Mozambique’s landmark discovery of natural gas five years ago put the African country on the radar, though the industry is still in its infancy, its potential is huge
“Mozambique has the potential to become one of the new hubs for the natural gas industry – not only in Africa, but also globally – and we have seen a great deal of interest from clients interested in investing in the country,” says Antonio Vicente Marques, senior partner at AVM Advogados. “That said, the major gas discoveries in the Rovuma Basin only happened in 2010 so the industrial gas production sector remains very much in its infancy.”

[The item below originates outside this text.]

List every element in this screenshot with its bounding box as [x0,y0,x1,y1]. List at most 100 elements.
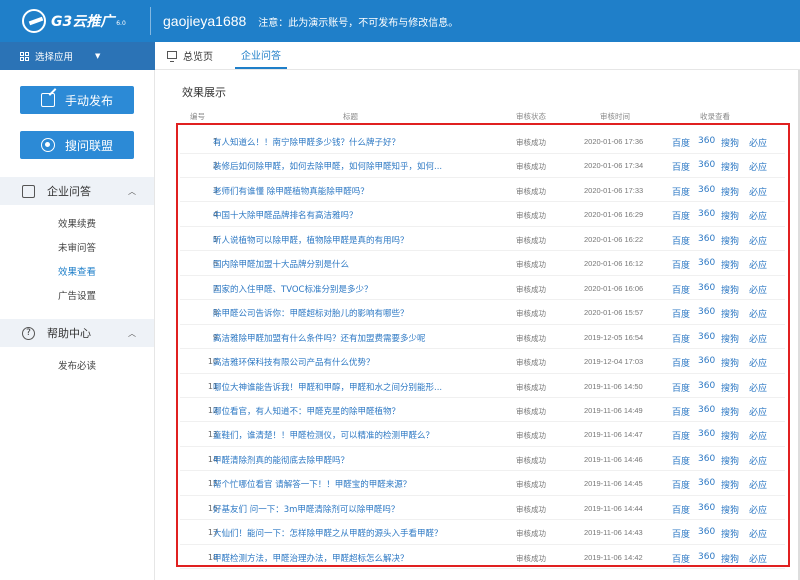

Vicente Marques claims that corporate confidence in Mozambique has been very high because of the potential of the natural gas industry, with many leading oil and gas companies indicating interest. One such company is Anadarko, which is the main operator of ‘Area 1’ in the Rovuma basin. However, recent decreases in oil prices – which makes the commodity more competitively priced – and wider economic factors have started to temper ambitions.
Claudia Santos Cruz, AVM partner, says: “In the case of Anadarko, the original project was for four liquefaction trains by 2018 but this has been subsequently moderated to two trains by 2019”. She adds: “This is still a very ambitious target but most independent observers, including the IMF, suggest that the project may not be operational before early in the next decade.”
More details should emerge over the next year when it is said that Anadarko will make its final decision regarding potential investment in the project. There is also speculation that Anadarko is considering the sale of its stake in the project to Exxon Mobil or another major players. ENI is also understood to be in talks to sell 50 per cent of its stake in ‘block 4’ due to the high costs of its projects. While such corporate activity may be an indication of interest in Mozambique, there are still some overarching concerns.
“ENI and Anadarko were supposed to agree to unitisation by May of this year, specifically sharing patches of the Prosperidade field as they had agreed many times in the past, but it seems that this time a consensus cannot be reached,” Santos Cruz says. “This has created the threat of potential disputes, while the Mozambican government is threatening sanctions because of the delay.”
Threats to economic confidence
Commercial concerns are also compounded by political and legal matters, which are threatening to diminish economic confidence. To this end, the Mozambican government was put under pressure to increase its portion of any revenues generated by natural resources within the territory, particularly after several high profile mining deals and the proposed public takeover of Cove Energy, the UK-listed oil and gas exploration and production company, which has an 8.5 per cent stake in a large offshore gas field in the Rovuma basin.
This resulted in a new law in 2013 that imposes capital gains tax on the sale of non-Mozambican companies that have assets in the region. This is irrespective of where the share sale occurred, any share capital gains from direct or indirect assignments (for value or not) between non-residents, or any other interest which involves assets situated in Mozambique.
“Mozambique brought in a new petroleum regime last year too and that overhauled the previous rules, which date back to 2001,” Santos Cruz explains. “It requires that any special purpose vehicles (SPVs) incorporated to develop Offshore Areas 1 and 4 be Mozambican companies – however, SPVs relating to the financing of the project or sale or shipping of LNG can be incorporated offshore.” She adds: “The mere fact of incorporation in Mozambique does not mean that a company is treated as Mozambican as a majority of its shareholders must also be Mozambican for this to be the case.”
Vicente Marques says that, while Mozambique may prove to be a prime destination for international investment in years to come, the commercial and regulatory regimes need to strike the right balance to encourage and protect investors. “Natural resources can be a lucrative area, both for Mozambique and the energy companies involved,” he says. “The country must make sure it takes the right approach to allow growth and not dissuade long-term investment.”